In a recent workshop for pastors and ministry leaders held on Tuesday, January 9, 2018, hosted by Southwest Church Connection and led by me, two people shared the frustrations they have with their congregation. The efforts of creativity go unrewarded when they post on their Facebook page. One person shared how the congregation only reacts to the page posts. They never share or comment. Another said, people in their congregation are inspired by what they post, but never give credit to the church Facebook page. In other words, if a church inspires you to add to the conversation on your personal Facebook, help promote your church by tagging them in the post. When Zuckerberg’s new update goes into effect, the church congregation will need to participate more in the church’s postings and online conversations in order to keep their church page from becoming irrelevant and keeping their budget down (pages and posts would need to be “boosted” to show up). Think of participating online as part of your stewardship and giving of your time. Is this an unfair decision from Zuckerberg?
Zuckerberg is absolutely correct in making this change. It’s a business decision, the radio reported earlier today, and very risky. He could lose advertising dollars, but the radio host is predicting that this decision will bring more signees to the already 2 billion people on this social media platform. It’s also an opportunity for the church to recognize their congregation as part of their marketing platform. When I say marketing, it’s a distasteful word, but when I say it, I mean it as marketing as ministry; or authentically connecting in meaningful ways using marketing techniques that work for business. It’s also important to note that this change backs what I have said many times to people–people don’t want to connect with a brand name; they want to connect with people. This is why a church should consider creating a social media team that they train on cross-cultural communication, story, evangelism, false cults and religions, and technology.
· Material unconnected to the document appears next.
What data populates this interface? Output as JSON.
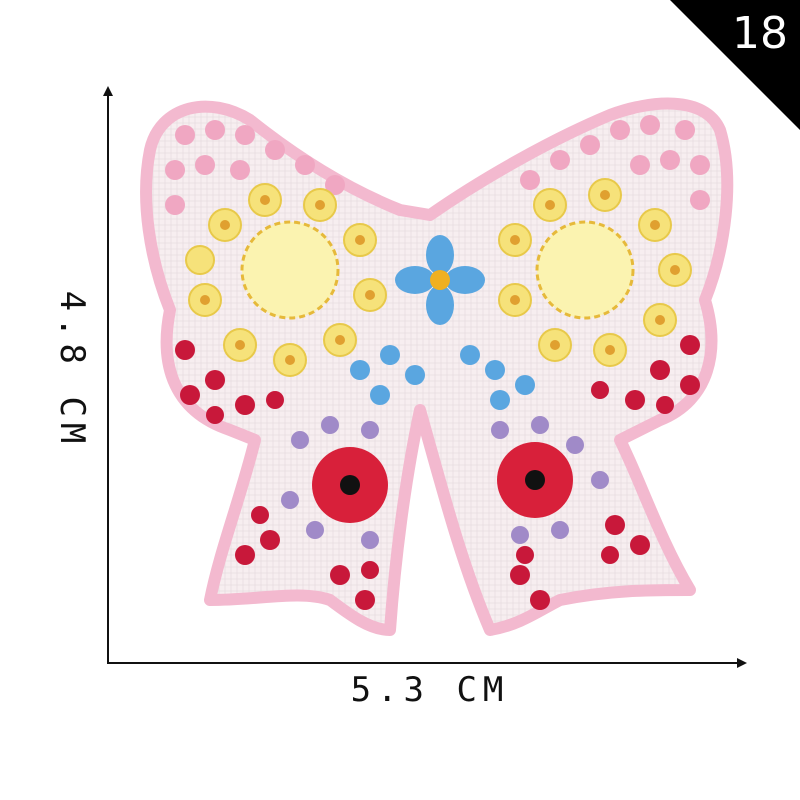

One person on the Church Communications Facebook group suggested a Facebook 101 class, but that’s not enough. I agree with one who said we shouldn’t share just Scripture all the time, but stories of our faith. I take this one step further; we should SHOW how we are living our faith through every day encounters, sharing our life with others we friend online through recipes, gatherings, online Bible Studies and life groups, etc. The face-to-face and online communities do not have to operate separately; it can operate together. After all, my philosophy is using technology and social media to bring people into meaningful conversations that lead to face-to-face encounters.